Colby’s comments come weeks after FINRA made another change to two proposals designed to accommodate brokerages who want to work remotely. The first of a pair allows Residences are considered “non-branch” offices and are only subject to internal inspections every three years. Current rules require an annual inspection.

Second Proposal Would Have FINRA Launch a Three-Year Pilot Program Test whether inspectors can conduct internal compliance inspections as effectively as in-person remote inspections. Under emergency rules passed in March 2020 shortly after the COVID-19 pandemic began, the broker-dealer industry was allowed to conduct remote branch inspections for about three years.

Both proposals have drawn opposition from groups such as PIABA and the North American Association of Securities Administrators, which represents state and provincial regulators in the United States, Canada and Mexico.

Although FINRA has learned about remote regulation over the past three years, its policies may still need to be adjusted, Colby said.
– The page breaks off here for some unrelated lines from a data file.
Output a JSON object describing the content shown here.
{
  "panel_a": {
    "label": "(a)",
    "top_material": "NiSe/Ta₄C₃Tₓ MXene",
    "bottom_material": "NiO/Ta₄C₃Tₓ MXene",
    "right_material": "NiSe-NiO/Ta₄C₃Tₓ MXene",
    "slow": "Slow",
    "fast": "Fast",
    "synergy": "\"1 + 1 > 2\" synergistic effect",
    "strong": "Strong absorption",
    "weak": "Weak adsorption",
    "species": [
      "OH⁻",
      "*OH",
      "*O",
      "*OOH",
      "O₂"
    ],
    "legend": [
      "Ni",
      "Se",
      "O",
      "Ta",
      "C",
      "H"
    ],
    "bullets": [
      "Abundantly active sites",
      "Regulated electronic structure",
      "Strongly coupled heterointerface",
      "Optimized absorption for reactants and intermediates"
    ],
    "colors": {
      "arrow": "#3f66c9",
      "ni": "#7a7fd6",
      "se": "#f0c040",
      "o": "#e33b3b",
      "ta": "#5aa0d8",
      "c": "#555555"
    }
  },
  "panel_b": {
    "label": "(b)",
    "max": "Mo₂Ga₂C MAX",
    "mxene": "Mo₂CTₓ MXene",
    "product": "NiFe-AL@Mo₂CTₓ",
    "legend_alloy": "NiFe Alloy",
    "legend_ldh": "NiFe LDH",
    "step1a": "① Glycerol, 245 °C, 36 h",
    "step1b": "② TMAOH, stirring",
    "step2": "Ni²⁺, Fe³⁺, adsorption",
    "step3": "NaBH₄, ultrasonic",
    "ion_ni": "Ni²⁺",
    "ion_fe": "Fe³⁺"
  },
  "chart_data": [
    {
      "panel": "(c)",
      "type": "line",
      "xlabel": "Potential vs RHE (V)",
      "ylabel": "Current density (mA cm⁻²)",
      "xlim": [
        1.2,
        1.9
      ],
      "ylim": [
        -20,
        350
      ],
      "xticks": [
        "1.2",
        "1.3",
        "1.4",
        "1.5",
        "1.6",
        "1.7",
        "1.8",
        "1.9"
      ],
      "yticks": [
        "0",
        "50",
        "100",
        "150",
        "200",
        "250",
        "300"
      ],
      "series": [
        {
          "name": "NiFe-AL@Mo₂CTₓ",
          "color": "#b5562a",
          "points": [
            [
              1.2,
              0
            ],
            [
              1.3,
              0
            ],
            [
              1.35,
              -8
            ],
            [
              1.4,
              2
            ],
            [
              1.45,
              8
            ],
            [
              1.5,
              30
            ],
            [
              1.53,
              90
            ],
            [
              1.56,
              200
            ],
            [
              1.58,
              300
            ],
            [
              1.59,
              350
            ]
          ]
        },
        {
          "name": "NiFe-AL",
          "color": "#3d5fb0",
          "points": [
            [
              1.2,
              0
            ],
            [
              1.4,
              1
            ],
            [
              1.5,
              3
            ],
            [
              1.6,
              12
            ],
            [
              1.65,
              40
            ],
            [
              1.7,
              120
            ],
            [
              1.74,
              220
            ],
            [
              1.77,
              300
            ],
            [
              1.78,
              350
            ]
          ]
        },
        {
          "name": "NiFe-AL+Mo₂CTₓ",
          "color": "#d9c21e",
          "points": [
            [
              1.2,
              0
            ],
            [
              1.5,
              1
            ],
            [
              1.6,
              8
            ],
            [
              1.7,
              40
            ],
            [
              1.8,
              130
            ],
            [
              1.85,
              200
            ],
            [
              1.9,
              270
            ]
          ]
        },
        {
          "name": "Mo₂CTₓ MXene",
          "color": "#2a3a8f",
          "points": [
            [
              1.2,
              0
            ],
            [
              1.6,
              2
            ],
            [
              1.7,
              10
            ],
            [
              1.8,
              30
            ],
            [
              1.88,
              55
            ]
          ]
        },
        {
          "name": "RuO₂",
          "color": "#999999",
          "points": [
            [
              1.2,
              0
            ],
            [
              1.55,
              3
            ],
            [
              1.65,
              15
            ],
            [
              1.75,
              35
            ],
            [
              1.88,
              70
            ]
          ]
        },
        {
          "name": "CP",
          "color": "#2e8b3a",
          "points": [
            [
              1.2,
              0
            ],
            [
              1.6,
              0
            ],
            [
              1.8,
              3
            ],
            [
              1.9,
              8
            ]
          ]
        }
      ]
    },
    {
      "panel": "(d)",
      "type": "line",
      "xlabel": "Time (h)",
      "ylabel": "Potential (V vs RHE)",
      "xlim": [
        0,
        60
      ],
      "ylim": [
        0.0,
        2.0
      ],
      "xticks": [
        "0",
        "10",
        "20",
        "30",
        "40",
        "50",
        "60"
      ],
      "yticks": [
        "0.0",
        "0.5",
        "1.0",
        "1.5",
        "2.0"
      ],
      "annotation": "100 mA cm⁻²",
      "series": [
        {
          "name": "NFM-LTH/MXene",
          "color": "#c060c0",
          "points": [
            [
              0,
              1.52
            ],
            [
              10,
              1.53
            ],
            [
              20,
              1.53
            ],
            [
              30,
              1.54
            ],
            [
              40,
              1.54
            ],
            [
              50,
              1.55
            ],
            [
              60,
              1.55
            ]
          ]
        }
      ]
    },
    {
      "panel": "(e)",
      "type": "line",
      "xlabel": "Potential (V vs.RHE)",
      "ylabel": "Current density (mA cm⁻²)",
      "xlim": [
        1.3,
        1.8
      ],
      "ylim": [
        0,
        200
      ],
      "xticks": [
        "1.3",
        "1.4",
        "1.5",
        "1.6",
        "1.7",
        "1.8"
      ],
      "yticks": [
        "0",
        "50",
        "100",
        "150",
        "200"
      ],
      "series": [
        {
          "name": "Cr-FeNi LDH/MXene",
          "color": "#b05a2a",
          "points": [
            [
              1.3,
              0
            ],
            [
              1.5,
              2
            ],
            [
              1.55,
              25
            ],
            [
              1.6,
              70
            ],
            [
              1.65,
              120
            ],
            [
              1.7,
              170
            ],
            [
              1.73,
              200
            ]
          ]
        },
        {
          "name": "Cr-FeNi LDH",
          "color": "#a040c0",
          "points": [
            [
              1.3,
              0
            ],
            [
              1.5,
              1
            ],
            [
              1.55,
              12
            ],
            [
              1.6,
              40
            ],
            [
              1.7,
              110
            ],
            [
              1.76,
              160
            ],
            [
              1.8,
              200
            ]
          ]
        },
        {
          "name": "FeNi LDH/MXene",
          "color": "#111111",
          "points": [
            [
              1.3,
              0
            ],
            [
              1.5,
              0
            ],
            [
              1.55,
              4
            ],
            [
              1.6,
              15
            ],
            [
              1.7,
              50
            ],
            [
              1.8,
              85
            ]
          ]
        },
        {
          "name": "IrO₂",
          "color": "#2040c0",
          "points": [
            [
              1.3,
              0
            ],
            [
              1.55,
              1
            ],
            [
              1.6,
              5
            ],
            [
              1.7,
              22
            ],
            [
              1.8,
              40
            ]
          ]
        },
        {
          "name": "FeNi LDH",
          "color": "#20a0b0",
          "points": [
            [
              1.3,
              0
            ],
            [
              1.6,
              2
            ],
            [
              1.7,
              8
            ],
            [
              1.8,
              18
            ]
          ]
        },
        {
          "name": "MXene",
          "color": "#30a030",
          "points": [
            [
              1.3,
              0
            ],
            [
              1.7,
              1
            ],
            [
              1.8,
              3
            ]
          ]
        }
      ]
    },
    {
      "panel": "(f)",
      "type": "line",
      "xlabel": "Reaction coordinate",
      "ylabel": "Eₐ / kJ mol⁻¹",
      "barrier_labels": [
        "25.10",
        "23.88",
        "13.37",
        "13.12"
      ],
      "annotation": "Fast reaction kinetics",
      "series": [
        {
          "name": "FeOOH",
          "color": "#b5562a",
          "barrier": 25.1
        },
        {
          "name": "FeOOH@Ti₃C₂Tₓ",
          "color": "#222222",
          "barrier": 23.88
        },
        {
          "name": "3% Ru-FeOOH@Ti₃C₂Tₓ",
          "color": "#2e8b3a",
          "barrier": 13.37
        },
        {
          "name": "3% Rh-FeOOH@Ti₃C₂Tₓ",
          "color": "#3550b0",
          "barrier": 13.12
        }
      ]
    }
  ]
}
The pilot program should give regulators a better idea of ​​what changes are still needed.

Some people were already working remotely when COVID-19 hit, Colby said. But that does nothing to prepare the industry for what’s to come.

“We went into COVID with no preparation,” Colby said.

Colby also confirmed that FINRA plans to revisit two long-standing concerns: brokers’ outside business activities and restrictions on client gifting. For gifts, FINRA now has a $100 limit on the amount that can be given to or received from a customer in one year.

Colby suggested the figure would need to be adjusted for inflation, but he did not specify by how much. FINRA also allows exceptions for gifts given for weddings, the birth of a child, or for purposes other than business relationships.

As for outside business activity, FINRA’s current rules now routinely require brokerage firms to monitor a representative’s side business to prevent possible conflicts of interest. For years, regulators have considered cutting the types of outside business that must be reported.

Proposals finally shelved in 2018for example, would make the firm not responsible for overseeing a representative’s personal investments or business done with an independent advisory firm.

Colby acknowledged that the industry has struggled to strike the right balance with regulation of outside business activity.

“Companies want to know what their representatives are doing,” he said. “They don’t want to be surprised by some activity going on in the background. But they don’t want to have to approve or oversee all of that activity.”